Ted Williams' last at-bat as described by John Updike.

In the 8th inning of the last game of the 1960 Boston Red Sox season, Ted Williams faced Jack Fisher.

As he was announced Red Sox fans stood and cheered. No calling, no whistling, just an ocean of handclaps, minute after minute, burst after burst, crowding and running together in continuous succession like the pushes of surf at the edge of the sand. It was a somber and considered tumult. There was not a boo in it. It seemed to renew itself out of a shifting set of memories as the Kid, the Marine, the veteran of fueds and failures and injuries, the friend of children, and the enduring old pro evolved down the bright tunnel of twenty-two summers toward this moment.
At last, the umpire signalled for Fisher to pitch; with the other players, he had been frozen in position. Only Williams had moved during the ovation, switching his bat impatiently, ignoring everything except his cherished task. Fisher wound up, and the applause sank into a hush.

Fisher, after his unssettling wait was low with his first pitch. He put the second one over, and Williams swung mightily and missed. The crowd grunted, seeing that classic swing, so long and smooth and quick, exposed. Fisher threw the third time, Williams swung again, and there it was.

The ball climbed a diagonal line into the vast volume of air over center field. From my angle, behind third base, the ball seemed less an object in flight than the top of a towering, motionless construct, like the Eiffel Tower or the Tappan Zee Bridge. It was in the books while it was still in the sky. Centerfielder, Jackie Brandt (originally a Giant) ran back to the deepest corner of the outfield grass, the ball descended beyond his reach and struck in the crotch where the bullpen met the wall, bounced chunkily, and vanished.
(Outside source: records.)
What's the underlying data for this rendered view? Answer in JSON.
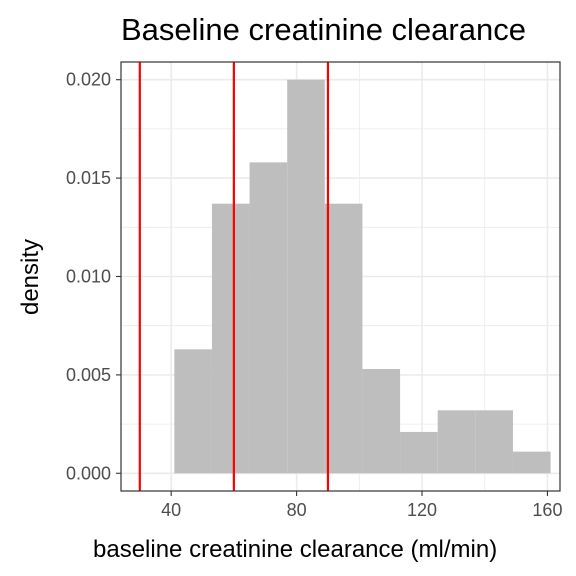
{
  "chart_data": {
    "type": "histogram",
    "title": "Baseline creatinine clearance",
    "xlabel": "baseline creatinine clearance (ml/min)",
    "ylabel": "density",
    "xlim": [
      24,
      164
    ],
    "ylim": [
      -0.0009,
      0.0209
    ],
    "x_ticks": [
      40,
      80,
      120,
      160
    ],
    "x_tick_labels": [
      "40",
      "80",
      "120",
      "160"
    ],
    "y_ticks": [
      0.0,
      0.005,
      0.01,
      0.015,
      0.02
    ],
    "y_tick_labels": [
      "0.000",
      "0.005",
      "0.010",
      "0.015",
      "0.020"
    ],
    "bins": [
      {
        "x0": 41,
        "x1": 53,
        "density": 0.0063
      },
      {
        "x0": 53,
        "x1": 65,
        "density": 0.0137
      },
      {
        "x0": 65,
        "x1": 77,
        "density": 0.0158
      },
      {
        "x0": 77,
        "x1": 89,
        "density": 0.02
      },
      {
        "x0": 89,
        "x1": 101,
        "density": 0.0137
      },
      {
        "x0": 101,
        "x1": 113,
        "density": 0.0053
      },
      {
        "x0": 113,
        "x1": 125,
        "density": 0.0021
      },
      {
        "x0": 125,
        "x1": 137,
        "density": 0.0032
      },
      {
        "x0": 137,
        "x1": 149,
        "density": 0.0032
      },
      {
        "x0": 149,
        "x1": 161,
        "density": 0.0011
      }
    ],
    "vlines": [
      30,
      60,
      90
    ],
    "grid": true,
    "colors": {
      "bars": "#bebebe",
      "vlines": "#ff0000",
      "grid": "#ebebeb",
      "panel_border": "#333333"
    }
  }
}
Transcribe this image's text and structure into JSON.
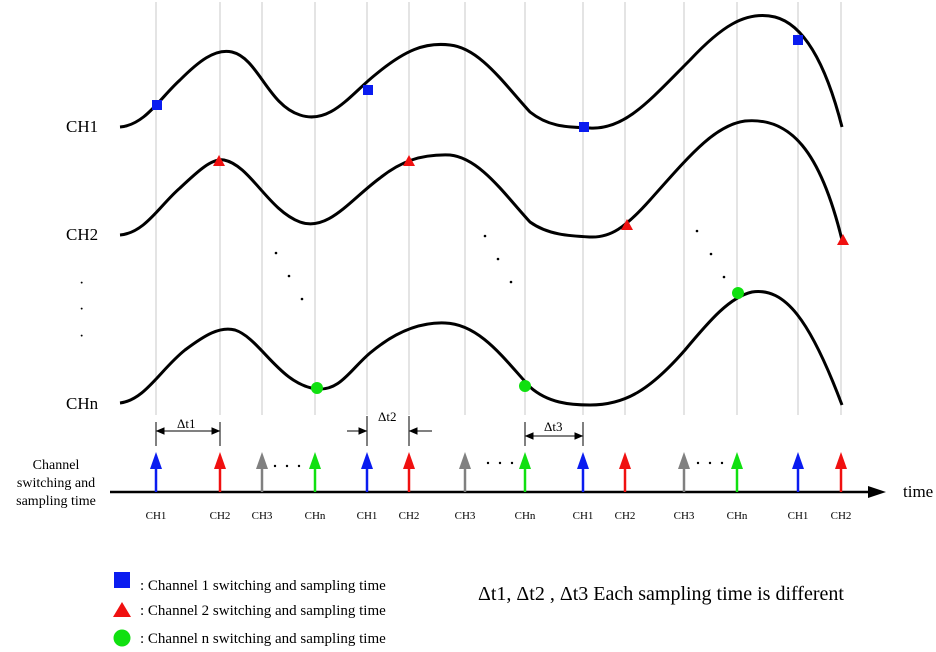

Williams ran around the square of bases as he always ran out home runs- hurriedly, unsmiling, head down, as if our praise were a storm of rain to get out of. He didn't tip his cap (Barry would?). Though we thumped, wept, and chanted, "We Want Ted," for minutes after he hid in the dugout, he did not come back. Our noise for some seconds passed beyond excitement into a kind of immense open anguish, a wailing, a cry to be saved. But immortality is nontransferable. The papers said that the other players, and even the umpires on the field, begged him to come out and acknowledge us in some way, but he refused. Gods do not answer letters.